Last Tuesday night, though, word had gotten around that I was facing this procedure the next day so all of them were wishing me "Good Luck." I know folks mean well when they say that but as a Christian I don't believe in luck. But I understand that this is just an expression. Only "Sid," who left Mormonism and became a Roman Catholic last year -- and I think had a genuine Christian conversion, said "I'll be praying for you, Father." And he did. (His wife is being pressured by the LDS Church to divorce him for his having left Mormonism. They have two small kids).

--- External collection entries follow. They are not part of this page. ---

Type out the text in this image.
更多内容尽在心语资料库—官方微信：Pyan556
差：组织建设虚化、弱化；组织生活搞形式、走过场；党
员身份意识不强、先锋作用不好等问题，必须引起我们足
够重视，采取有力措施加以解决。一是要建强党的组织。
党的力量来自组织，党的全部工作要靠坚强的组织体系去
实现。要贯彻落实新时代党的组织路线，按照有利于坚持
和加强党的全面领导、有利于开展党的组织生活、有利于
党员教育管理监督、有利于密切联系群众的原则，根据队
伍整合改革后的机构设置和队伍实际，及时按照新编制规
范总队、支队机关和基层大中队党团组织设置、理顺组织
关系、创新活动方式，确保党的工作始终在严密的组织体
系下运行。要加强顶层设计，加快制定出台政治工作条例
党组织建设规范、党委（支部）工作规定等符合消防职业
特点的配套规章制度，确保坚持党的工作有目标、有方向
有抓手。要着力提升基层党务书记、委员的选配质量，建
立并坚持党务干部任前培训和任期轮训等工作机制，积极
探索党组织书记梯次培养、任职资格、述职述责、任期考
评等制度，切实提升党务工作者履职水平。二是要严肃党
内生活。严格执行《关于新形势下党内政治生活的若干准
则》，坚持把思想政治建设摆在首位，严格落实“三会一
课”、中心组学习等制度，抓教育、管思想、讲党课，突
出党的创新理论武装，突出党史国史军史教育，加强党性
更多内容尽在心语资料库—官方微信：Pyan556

After the class, I thought I would be pushing it this close to the procedure to try to swim a half-mile so I decided to just sit on the edge of the Jacuzzi with the rest of the class who were winding down. Two or three of them then remarked, "Fr. Dave, you seem so calm about this whole heart problem. I'd be so nervous." I answered the whole group of them that I felt it was prayer support [yours] that was carrying me through it and, besides, if the worst possible thing happened, that I died, it's OK because I have the assurance and hope God gives that I'm ready to meet Him. Either way, it's a gain, a win." Some of them couldn't understand that but just politely nodded but one middle-aged LDS woman to my right mumbled under her breath, "I wish I could say that."

What is so sad is that Mormons die with no hope and no assurance that they've done enough good works to warrant God's salvation. One of the most depressing things a Christian in Utah can experience is a Mormon funeral because it is so empty. Not evil, just void of life and hope.THIS is why I'm in Utah. And if it took a heart problem for me to open up the subject of assurance for some of them, even one, then it will have been worth it. It could be a year later but I can guarantee that that one LDS woman who said that is thinking and will one day ask me or someone "to explain the Hope that is in us."